I don't know what else to do. I just installed the net on my computer today (Verizon DSL) and since then I have had four files show up in my Local Disk. All apps.

One is GMx, another labeled Test, another named Mommaf***, and a fourth named sd3hesa.

When all four get together in the file, every five minutes it redirects my browser to a site http://67.15.70.15/~black/f***porn.html, which is blank. I can't get rid of it. There are two programs in my Program File section that I can't get rid of permanently either, one is Internet Optimizer, the other is AdTools Services. I can't get rid of any of this and I think that if I could get rid of those two, it'd solve the problem. Can anyone help?

Trend mirco online virus scan
http://housecall.trendmicro.com/

Lavasoft adware
http://www.lavasoftusa.com/
download directly
http://www.download.com/3000-2144-10...age&tag=button

That should help you some.

Quote: Originally Posted by corruptjoker Trend mirco online virus scan http://housecall.trendmicro.com/ Lavasoft adware http://www.lavasoftusa.com/ download directly http://www.download.com/3000-2144-10...age&tag=button That should help you some.

WIll the lavasoft let me delete without paying?

It's free. Both are. You may have to run adaware in safe mode to remove the suckers though.

I have found avast to be an awesome AV scanner. Not a single incident since I started using it a while back.

www.avast.com

It's free, sleek, and you can make it update automatically.

don't forget about spybot search and destroy and spywareblaster. both programs are free and can be downloaded from download.com. just make sure to do the updates for both often.

Grr...

the programs helped but something keeps reinstalling the adtools files. When they appear, so does the files that hijack my browser. I can't get rid of them permanently...is there any way to do this?

Depending on the variant it is, you will likely have to dig in the registry or even go into DOS mode to delete these nasties. In DOS, (if you know it well) you will likely have to use switches to make some files visible before deleting them. I'll try to find what the switches are but more likely there are registry keys that are causing these to reload.

Edit: GMx.exe, momma.exe, and test.exe are al from the same Trojan but I couldn't find any infor on the 4th file you mentioned. First thing I would do is go to Start > Run and type msconfig. Go to the start tab and uncheck anything you do not want to start automatically when your computer starts (because you will have to restart after making changes).
Once your computer restarts do a search for all of those files and delete every instance of them (and possibly the folders they are in too, but not sure without more info.
Then you will have to go into the registry to get rid of the rest. If you are not familiar with registry editing, you may want to get some help in person of someone that is before continuing.............ok, now search the registry for those same files and delete keys that have those EXACT names in them. Be careful though, there could be similarly named things in your registry that if you delete, Windows will not run properly or at all.
After all this, don't forget to go in and change your homepage back to whatever you want it set to.
If you are using Internet Exploder, now might be a good time to make the switch to Firefox or Opera.

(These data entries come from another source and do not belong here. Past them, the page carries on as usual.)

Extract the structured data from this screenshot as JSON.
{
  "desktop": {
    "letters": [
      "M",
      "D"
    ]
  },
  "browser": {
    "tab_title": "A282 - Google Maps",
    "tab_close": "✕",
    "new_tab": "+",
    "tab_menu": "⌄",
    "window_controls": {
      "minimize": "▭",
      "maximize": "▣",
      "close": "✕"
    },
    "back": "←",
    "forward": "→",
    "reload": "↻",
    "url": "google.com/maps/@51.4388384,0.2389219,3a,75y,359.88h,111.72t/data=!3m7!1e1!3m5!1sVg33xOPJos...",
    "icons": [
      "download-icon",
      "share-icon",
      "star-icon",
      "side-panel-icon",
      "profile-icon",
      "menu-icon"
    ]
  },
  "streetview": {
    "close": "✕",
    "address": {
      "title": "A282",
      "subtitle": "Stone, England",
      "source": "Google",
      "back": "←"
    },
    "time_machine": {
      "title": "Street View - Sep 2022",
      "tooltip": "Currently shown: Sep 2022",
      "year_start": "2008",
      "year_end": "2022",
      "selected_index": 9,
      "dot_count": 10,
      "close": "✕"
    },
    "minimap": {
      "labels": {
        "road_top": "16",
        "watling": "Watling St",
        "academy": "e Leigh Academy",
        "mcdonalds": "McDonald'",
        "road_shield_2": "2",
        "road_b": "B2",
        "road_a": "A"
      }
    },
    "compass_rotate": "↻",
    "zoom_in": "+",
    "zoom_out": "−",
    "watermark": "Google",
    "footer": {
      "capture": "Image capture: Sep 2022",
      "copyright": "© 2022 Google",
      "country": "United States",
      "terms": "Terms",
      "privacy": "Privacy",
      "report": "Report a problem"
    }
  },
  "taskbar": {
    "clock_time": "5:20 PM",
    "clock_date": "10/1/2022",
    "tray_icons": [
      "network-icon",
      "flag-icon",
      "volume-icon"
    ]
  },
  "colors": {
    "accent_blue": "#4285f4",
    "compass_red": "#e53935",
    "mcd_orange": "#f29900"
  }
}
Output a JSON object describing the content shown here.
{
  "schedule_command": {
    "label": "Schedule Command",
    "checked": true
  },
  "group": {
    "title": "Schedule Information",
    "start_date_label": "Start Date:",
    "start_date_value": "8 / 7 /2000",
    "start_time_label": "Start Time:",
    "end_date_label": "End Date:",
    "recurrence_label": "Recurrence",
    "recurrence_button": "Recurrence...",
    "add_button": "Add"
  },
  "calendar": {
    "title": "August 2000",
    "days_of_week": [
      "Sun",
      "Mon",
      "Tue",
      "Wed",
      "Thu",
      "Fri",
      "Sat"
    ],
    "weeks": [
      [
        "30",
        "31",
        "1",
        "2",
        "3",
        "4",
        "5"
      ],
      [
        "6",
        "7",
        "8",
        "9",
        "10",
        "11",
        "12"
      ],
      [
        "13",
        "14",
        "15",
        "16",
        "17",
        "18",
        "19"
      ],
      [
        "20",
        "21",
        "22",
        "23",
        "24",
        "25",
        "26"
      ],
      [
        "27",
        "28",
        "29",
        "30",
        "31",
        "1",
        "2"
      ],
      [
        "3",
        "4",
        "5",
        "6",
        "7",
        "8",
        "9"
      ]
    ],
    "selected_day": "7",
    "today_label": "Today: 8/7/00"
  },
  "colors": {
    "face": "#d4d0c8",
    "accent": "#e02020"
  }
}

http://www.microsoft.com/athome/secu...e/default.mspx
enjoy

Honestly you should try the Microsoft AntiSpyware tool. I have used it in the last couple days on a few machines and it has found and removed stuff that have troubled both Adaware and Spybot.

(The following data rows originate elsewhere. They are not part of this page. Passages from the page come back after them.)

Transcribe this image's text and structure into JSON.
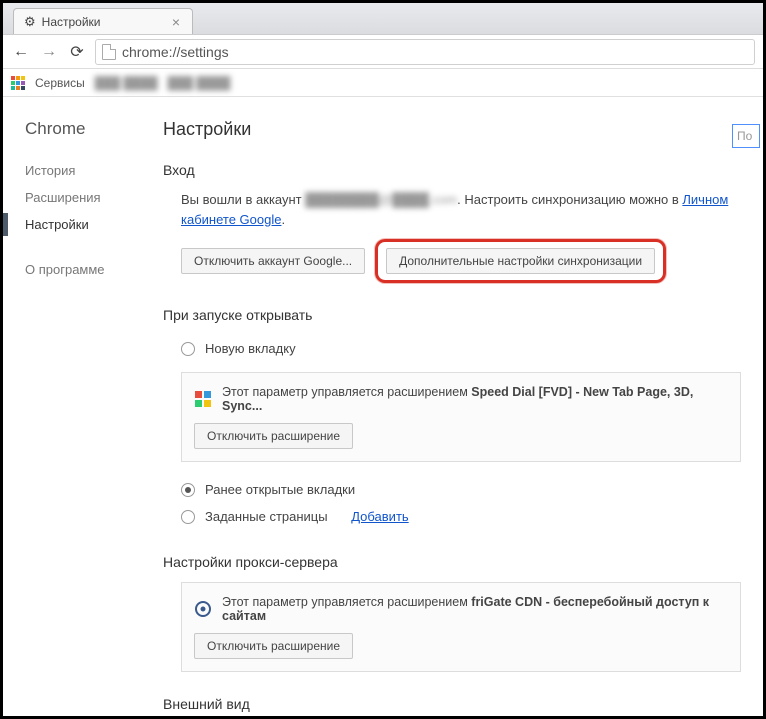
{
  "tab": {
    "title": "Настройки"
  },
  "omnibox": {
    "url": "chrome://settings"
  },
  "bookmarks": {
    "apps_label": "Сервисы"
  },
  "sidebar": {
    "brand": "Chrome",
    "items": [
      {
        "label": "История",
        "active": false
      },
      {
        "label": "Расширения",
        "active": false
      },
      {
        "label": "Настройки",
        "active": true
      }
    ],
    "about": "О программе"
  },
  "page": {
    "title": "Настройки",
    "search_placeholder": "По"
  },
  "signin": {
    "heading": "Вход",
    "text_before": "Вы вошли в аккаунт ",
    "account_blurred": "████████@████.com",
    "text_mid": ". Настроить синхронизацию можно в ",
    "link_text": "Личном кабинете Google",
    "text_after": ".",
    "disconnect_btn": "Отключить аккаунт Google...",
    "advanced_sync_btn": "Дополнительные настройки синхронизации"
  },
  "startup": {
    "heading": "При запуске открывать",
    "opt_newtab": "Новую вкладку",
    "opt_continue": "Ранее открытые вкладки",
    "opt_specific": "Заданные страницы",
    "add_link": "Добавить",
    "selected": "continue",
    "ext_notice_prefix": "Этот параметр управляется расширением ",
    "ext_name": "Speed Dial [FVD] - New Tab Page, 3D, Sync...",
    "disable_ext_btn": "Отключить расширение"
  },
  "proxy": {
    "heading": "Настройки прокси-сервера",
    "ext_notice_prefix": "Этот параметр управляется расширением ",
    "ext_name": "friGate CDN - бесперебойный доступ к сайтам",
    "disable_ext_btn": "Отключить расширение"
  },
  "appearance": {
    "heading": "Внешний вид"
  }
}
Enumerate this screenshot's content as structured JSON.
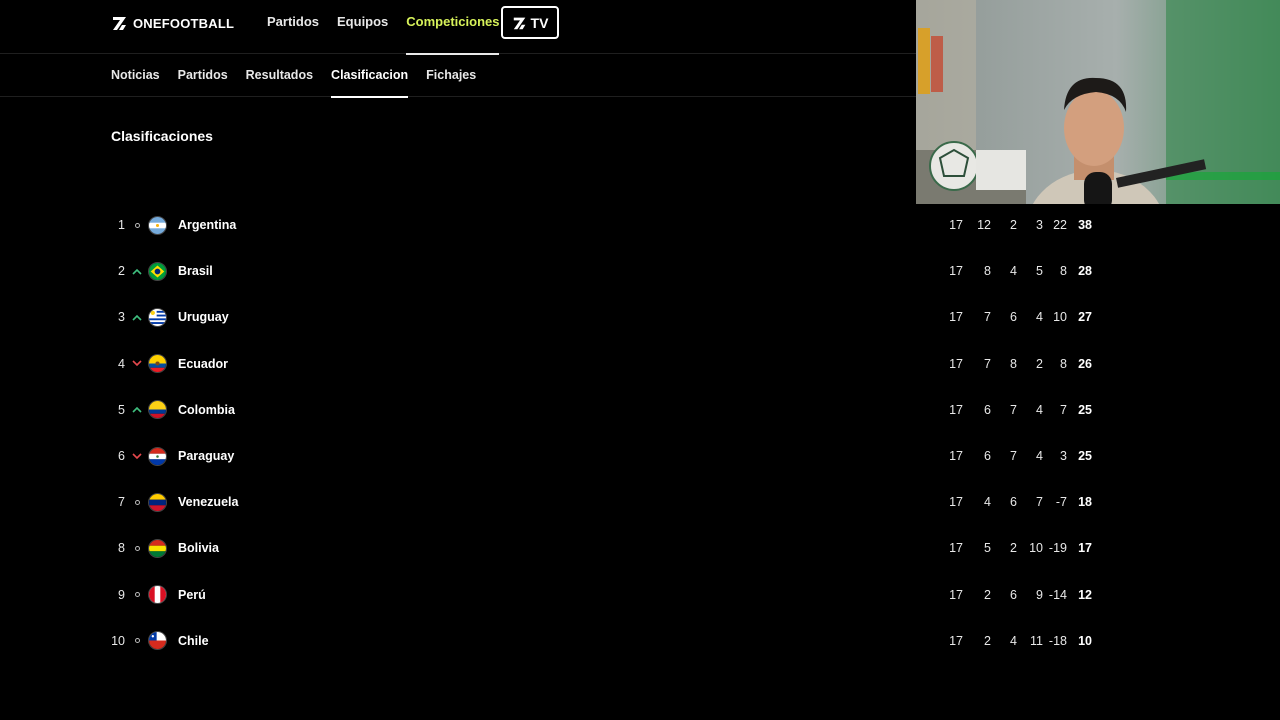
{
  "brand": {
    "name": "ONEFOOTBALL"
  },
  "top_nav": [
    {
      "label": "Partidos",
      "active": false
    },
    {
      "label": "Equipos",
      "active": false
    },
    {
      "label": "Competiciones",
      "active": true
    }
  ],
  "tv_button": {
    "label": "TV"
  },
  "sub_nav": [
    {
      "label": "Noticias",
      "active": false
    },
    {
      "label": "Partidos",
      "active": false
    },
    {
      "label": "Resultados",
      "active": false
    },
    {
      "label": "Clasificacion",
      "active": true
    },
    {
      "label": "Fichajes",
      "active": false
    }
  ],
  "section_title": "Clasificaciones",
  "colors": {
    "accent": "#d7f25a",
    "up": "#3fbf7f",
    "down": "#e5484d",
    "background": "#000000"
  },
  "standings": [
    {
      "pos": "1",
      "trend": "same",
      "flag": "argentina-flag-icon",
      "team": "Argentina",
      "pj": "17",
      "g": "12",
      "e": "2",
      "p": "3",
      "dg": "22",
      "pts": "38"
    },
    {
      "pos": "2",
      "trend": "up",
      "flag": "brazil-flag-icon",
      "team": "Brasil",
      "pj": "17",
      "g": "8",
      "e": "4",
      "p": "5",
      "dg": "8",
      "pts": "28"
    },
    {
      "pos": "3",
      "trend": "up",
      "flag": "uruguay-flag-icon",
      "team": "Uruguay",
      "pj": "17",
      "g": "7",
      "e": "6",
      "p": "4",
      "dg": "10",
      "pts": "27"
    },
    {
      "pos": "4",
      "trend": "down",
      "flag": "ecuador-flag-icon",
      "team": "Ecuador",
      "pj": "17",
      "g": "7",
      "e": "8",
      "p": "2",
      "dg": "8",
      "pts": "26"
    },
    {
      "pos": "5",
      "trend": "up",
      "flag": "colombia-flag-icon",
      "team": "Colombia",
      "pj": "17",
      "g": "6",
      "e": "7",
      "p": "4",
      "dg": "7",
      "pts": "25"
    },
    {
      "pos": "6",
      "trend": "down",
      "flag": "paraguay-flag-icon",
      "team": "Paraguay",
      "pj": "17",
      "g": "6",
      "e": "7",
      "p": "4",
      "dg": "3",
      "pts": "25"
    },
    {
      "pos": "7",
      "trend": "same",
      "flag": "venezuela-flag-icon",
      "team": "Venezuela",
      "pj": "17",
      "g": "4",
      "e": "6",
      "p": "7",
      "dg": "-7",
      "pts": "18"
    },
    {
      "pos": "8",
      "trend": "same",
      "flag": "bolivia-flag-icon",
      "team": "Bolivia",
      "pj": "17",
      "g": "5",
      "e": "2",
      "p": "10",
      "dg": "-19",
      "pts": "17"
    },
    {
      "pos": "9",
      "trend": "same",
      "flag": "peru-flag-icon",
      "team": "Perú",
      "pj": "17",
      "g": "2",
      "e": "6",
      "p": "9",
      "dg": "-14",
      "pts": "12"
    },
    {
      "pos": "10",
      "trend": "same",
      "flag": "chile-flag-icon",
      "team": "Chile",
      "pj": "17",
      "g": "2",
      "e": "4",
      "p": "11",
      "dg": "-18",
      "pts": "10"
    }
  ]
}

http://www.microsoft.com/athome/secu...e/default.mspx

EDIT: What are the odds I would post the same minute Fuel would??/

Bump for added info to my last post.

The program says that it cannot find msconfig or one of its components. I'm running windows 2000, if it makes a difference.

How do I get into the registry?

Ahh, Win2K doesn't have msconfig like XP does, but there is a way to get the desired effect, I just don't recall sice I haven't used 2K in a while.
For the registry though (again be VERY careful deleting anything in the registry as it may cause you to have to reinstall windows), Start > Run and type regedit (I believe Win2K still uses this name).

It's a bit early to tell, but it looks like I found the viruses that were causing the problems and they're deleted. A couple of Trojans, like you thought.

My computer is operating normally, and has been for well past the time those programs reinstalled. I won't be sure until I restart a couple times, but thanks for the help everyone!

Quote: Originally Posted by Calypso It's a bit early to tell, but it looks like I found the viruses that were causing the problems and they're deleted. A couple of Trojans, like you thought. My computer is operating normally, and has been for well past the time those programs reinstalled. I won't be sure until I restart a couple times, but thanks for the help everyone!

Hi there,
I have exactly the same trojan. Did you get rid of it and how did you do it?

Pls let me know.

gr
D.

A little late actually but GF did you know what you can actually copy the msconfig executable to a windows 2k machine and use it - fully functions. I carry such on my thumb drive just for such occasions. Just a bit of info everyone might want to file away.